Люди сидели и лежали, а дыхание их редело, и тишина входила в мускулы. Сенин внезапно поднялся, но лишь для того, чтобы расстегнуть застежки, снять сапоги и вылезть из тяжелого походного облачения. Оставшись в легком домашнем комбинезоне - словно находился в своем инженерном посту - механик опустился грудью на траву и подпер голову ладонями. Ручей бормотал; иногда он умолкал на миг, и тогда, мнилось, было слышно, как шумят большие янтарные муравьи, и божья коровка, добравшись до вершины стебля, с хрустом раскидывает надкрылья, накрахмаленные навечно. Механик зажмурился, и ему почудилось, что он летит, но не так, как на корабле.

- А жаль, что людей нет, - пробормотал он.

- Людей - не знаю, но рыба здесь есть, - сказал Симон сзади. И впрямь, рыба играла на полуметровой глубине, чувствуя себя уверенно, как в океане, сытая, в редкой чешуе и с радужным пером. Зоолог все нашептывал про себя рыбьи латинские имена, до того бесполезно лежавшие в памяти.

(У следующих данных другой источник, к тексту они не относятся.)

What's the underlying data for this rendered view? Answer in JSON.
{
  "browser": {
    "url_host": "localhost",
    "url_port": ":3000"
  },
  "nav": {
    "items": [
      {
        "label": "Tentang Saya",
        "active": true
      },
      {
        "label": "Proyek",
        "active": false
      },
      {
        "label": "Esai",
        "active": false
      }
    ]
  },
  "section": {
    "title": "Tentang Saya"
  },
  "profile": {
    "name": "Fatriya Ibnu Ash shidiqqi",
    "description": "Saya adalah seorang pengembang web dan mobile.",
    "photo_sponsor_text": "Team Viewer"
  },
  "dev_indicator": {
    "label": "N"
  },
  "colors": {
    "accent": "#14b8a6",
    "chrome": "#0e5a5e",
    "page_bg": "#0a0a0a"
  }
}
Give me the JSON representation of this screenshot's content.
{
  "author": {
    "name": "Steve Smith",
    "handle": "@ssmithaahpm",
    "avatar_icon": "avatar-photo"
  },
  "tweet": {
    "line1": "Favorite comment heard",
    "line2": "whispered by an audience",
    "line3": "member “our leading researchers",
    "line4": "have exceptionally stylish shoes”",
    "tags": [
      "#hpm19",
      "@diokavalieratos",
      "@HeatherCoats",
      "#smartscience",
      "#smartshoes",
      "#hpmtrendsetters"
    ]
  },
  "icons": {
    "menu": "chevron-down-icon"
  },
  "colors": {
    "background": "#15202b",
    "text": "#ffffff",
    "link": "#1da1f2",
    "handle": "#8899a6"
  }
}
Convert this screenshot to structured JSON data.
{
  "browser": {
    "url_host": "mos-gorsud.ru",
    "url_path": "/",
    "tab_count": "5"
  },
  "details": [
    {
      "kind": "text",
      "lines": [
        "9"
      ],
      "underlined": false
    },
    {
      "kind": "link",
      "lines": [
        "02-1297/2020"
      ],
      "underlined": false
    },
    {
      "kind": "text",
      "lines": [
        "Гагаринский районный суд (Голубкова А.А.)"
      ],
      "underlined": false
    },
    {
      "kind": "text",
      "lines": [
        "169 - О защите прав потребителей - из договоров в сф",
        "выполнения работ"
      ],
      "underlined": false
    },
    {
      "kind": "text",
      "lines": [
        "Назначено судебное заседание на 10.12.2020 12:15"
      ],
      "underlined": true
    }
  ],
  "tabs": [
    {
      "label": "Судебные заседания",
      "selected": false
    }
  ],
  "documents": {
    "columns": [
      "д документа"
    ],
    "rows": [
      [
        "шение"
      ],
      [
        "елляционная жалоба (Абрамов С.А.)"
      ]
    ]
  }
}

- Нет людей, - невнятно, как сквозь сон, откликнулся командир, которому не нужна была рыба, но необходимо понять, почему же необъяснимо исчезли десятеро, раз тут нет туземцев, и почему, несмотря на такую беду, люди так хорошо и спокойно чувствуют себя в этих местах. Он медленно раздумывал; тем временем Манифик, тоже вылупившийся уже из сапог и комбинезона, вошел в ручей и остановился, жмурясь от неожиданного блаженства. Потом наклонился и, даже не подумав об анализах, стал пригоршнями черпать воду и пить ее из ладоней. Капли просачивались между его пальцами и падали, и был слышен звук каждого падения, как будто нежные колокольца звонили вдалеке. Он пил долго, потом разогнулся и стоял, удивленно качая головой, не вытирая ладоней и подбородка, по которому стекала вода. Странно было пить воду не из крана, не из баллона, не из фляги, а просто из ручья - живую, первобытную воду, сладкую и даже, кажется, душистую. Командир, широко открыв глаза, смотрел на пьющего, в глубине души завидуя ему, но истома не позволила ему подняться и сделать то же самое, и, кроме того, не все еще было ясно в мыслях. И он снова зажмурился, чтобы лучше сосредоточиться.

- Ты не спишь, командир? - негромко спросил Альстер.

- Наверное… - пробормотал командир невнятно. - Не знаю, то ли мне это снится, то ли я думаю…

- О чем?

- Уютная тут дикость. Ни на одной планете я не позволил бы себе этого - лежать на травке… Побоялся бы. А здесь не боюсь. Ни за себя, ни за пропавших… ни за кого. Но цивилизации здесь нет. Возникни тут люди - они вовек не ушли бы…

- Елисейские поля, - проговорил Альстер медленно. - Но уход с планеты, пожалуй, неизбежен для каждой культуры: планета вырабатывается, ресурсы ее исчерпываются, они ведь не бесконечны. А человечеству нужно все больше, оно ненасытно… Снабжать извне - невозможно. Вот и остается лишь одно: покинуть иссверленную, высушенную, выжатую планету и обосноваться на новой, свежей, а там уж хозяйничать осторожнее. На Гиганте мне говорили, что у них это обсуждается уже всерьез.

- Подсечная система земледелия, - зевнул командир. - Некогда существовала такая - когда мир казался страшно большим. Но эта-то планета не выжата, она первозданно свежа. Ее еще и не начинали цивилизовать. Или ты думаешь иначе?

- Как тебе сказать… Можно поспорить.

- Не надо, - сказал командир. - Лень.

Он затих, перевернулся на спину и стал глядеть вверх, на кроны.

- Ведь ты же не думаешь, что все кончается Гигантом? А он в своем роде совершенство. И все же…

- Отстань, - проворчал командир. Ему не хотелось думать, гораздо проще было смотреть вверх, пока глаза не закроются сами и не придет сон. И все же он начал вспоминать Гигант, потому что Альстер назвал эту планету. Он пытался вспомнить все как можно лучше, восстанавливая в памяти каждую деталь.